Github user paul-rogers commented on the issue:

    https://github.com/apache/drill/pull/1060
  
    Always a good idea to suggest an alternative in addition to identifying 
challenges. I wonder if the code can resolve the questions raised by taking a 
someone different approach:
    
    1. Rather than vectors pulling in data, create a new abstraction that does 
so. It loads a heap buffer with values until either a) filling the buffer, or 
b) reaching a defined value limit.
    2. Once all vector buffers are full, make a pass over all columns to 
determine how much will fit into the target vectors before overflow. (That is, 
if the buffer holds 1K values, but only 200 of column C fits before overflow, 
then 200 becomes the vector fill number.) Let's call this N.
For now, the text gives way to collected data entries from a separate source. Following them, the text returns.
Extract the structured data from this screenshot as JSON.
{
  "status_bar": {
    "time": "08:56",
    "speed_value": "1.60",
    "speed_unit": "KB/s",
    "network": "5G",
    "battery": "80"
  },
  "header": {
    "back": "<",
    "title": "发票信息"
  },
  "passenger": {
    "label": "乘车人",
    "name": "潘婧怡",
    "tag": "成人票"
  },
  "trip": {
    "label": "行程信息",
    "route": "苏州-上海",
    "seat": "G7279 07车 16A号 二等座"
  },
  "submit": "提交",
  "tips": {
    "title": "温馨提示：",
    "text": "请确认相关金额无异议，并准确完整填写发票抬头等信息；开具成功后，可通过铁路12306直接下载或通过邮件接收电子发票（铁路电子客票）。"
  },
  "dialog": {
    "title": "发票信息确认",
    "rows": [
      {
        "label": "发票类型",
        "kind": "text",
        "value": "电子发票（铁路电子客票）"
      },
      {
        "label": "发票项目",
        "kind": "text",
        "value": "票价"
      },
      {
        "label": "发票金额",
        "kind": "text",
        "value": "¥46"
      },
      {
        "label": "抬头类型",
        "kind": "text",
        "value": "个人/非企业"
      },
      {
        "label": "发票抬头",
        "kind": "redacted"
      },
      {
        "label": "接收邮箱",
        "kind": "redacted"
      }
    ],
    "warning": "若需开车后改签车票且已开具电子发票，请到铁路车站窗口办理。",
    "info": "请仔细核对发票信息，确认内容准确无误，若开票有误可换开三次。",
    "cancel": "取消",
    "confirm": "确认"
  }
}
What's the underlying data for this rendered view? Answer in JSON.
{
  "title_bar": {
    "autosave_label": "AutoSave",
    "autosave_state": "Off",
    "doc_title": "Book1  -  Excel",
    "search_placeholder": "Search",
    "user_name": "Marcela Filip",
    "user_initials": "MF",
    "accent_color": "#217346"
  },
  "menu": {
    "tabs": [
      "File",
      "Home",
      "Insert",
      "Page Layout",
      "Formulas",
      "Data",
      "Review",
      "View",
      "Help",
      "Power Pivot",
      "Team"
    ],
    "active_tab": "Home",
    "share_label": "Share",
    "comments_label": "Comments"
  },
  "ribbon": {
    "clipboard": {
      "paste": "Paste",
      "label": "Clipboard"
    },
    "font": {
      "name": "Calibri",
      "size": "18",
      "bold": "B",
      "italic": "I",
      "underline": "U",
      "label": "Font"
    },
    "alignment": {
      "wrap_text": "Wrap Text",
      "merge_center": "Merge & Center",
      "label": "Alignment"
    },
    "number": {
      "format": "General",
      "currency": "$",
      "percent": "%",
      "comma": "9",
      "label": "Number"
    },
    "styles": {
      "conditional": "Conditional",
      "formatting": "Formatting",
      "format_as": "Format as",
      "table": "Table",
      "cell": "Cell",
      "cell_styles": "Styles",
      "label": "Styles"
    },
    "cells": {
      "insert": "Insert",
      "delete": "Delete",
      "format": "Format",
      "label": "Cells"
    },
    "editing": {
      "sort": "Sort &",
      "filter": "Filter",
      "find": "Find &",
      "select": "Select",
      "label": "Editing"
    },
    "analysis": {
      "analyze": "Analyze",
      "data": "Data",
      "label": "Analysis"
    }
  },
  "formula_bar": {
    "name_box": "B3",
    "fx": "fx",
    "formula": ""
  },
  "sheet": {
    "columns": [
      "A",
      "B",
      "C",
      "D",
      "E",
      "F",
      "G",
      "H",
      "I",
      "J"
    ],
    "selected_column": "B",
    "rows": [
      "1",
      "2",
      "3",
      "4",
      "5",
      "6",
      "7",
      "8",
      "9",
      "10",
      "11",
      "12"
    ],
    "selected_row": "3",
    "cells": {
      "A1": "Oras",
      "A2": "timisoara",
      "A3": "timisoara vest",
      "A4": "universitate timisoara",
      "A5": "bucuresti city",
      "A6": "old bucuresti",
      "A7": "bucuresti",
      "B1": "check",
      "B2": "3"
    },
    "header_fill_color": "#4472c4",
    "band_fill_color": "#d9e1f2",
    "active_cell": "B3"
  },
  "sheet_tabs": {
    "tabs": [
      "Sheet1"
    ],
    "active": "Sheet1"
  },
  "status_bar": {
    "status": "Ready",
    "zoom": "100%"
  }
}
    3. Make another pass, copying N values from each buffer into the target 
vectors. If that leaves values in the buffers, hold those values for the next 
pass (by shifting them down or implementing a circular buffer.)
    
    The above handles vector size limits. It has the advantage of turning 
"Drill can't predict the future" (can't know value lengths until they are read) 
into an exercise in examining the past: which values were read into buffers.
    
    It is a bit harder to imagine how to honor batch size limits since the 
limit is computed over all vectors, not just one. There is the 
crude-but-effective approach in step 2:
    
    2. In the pass above to compute N (the number of values to copy into 
vectors), go row by row, accumulating totals (as the "row set loader" does on 
actual writes.) Once the limit is set, back off by one to get N (the last count 
that completely fits within a row.)
    
    Now, since the above requires row-by-row calculations, it requires the very 
work that this PR seeks to avoid (but does not do actual data transfers.)
    
    The question, then, is this: is there a refinement to the above algorithm 
that can be done non-iteratively (without doing a row-by-row check?)
    
    And, with all the extra machinery needed to honor limits, will we still see 
a significant speedup relative to a straightforward row-by-row read?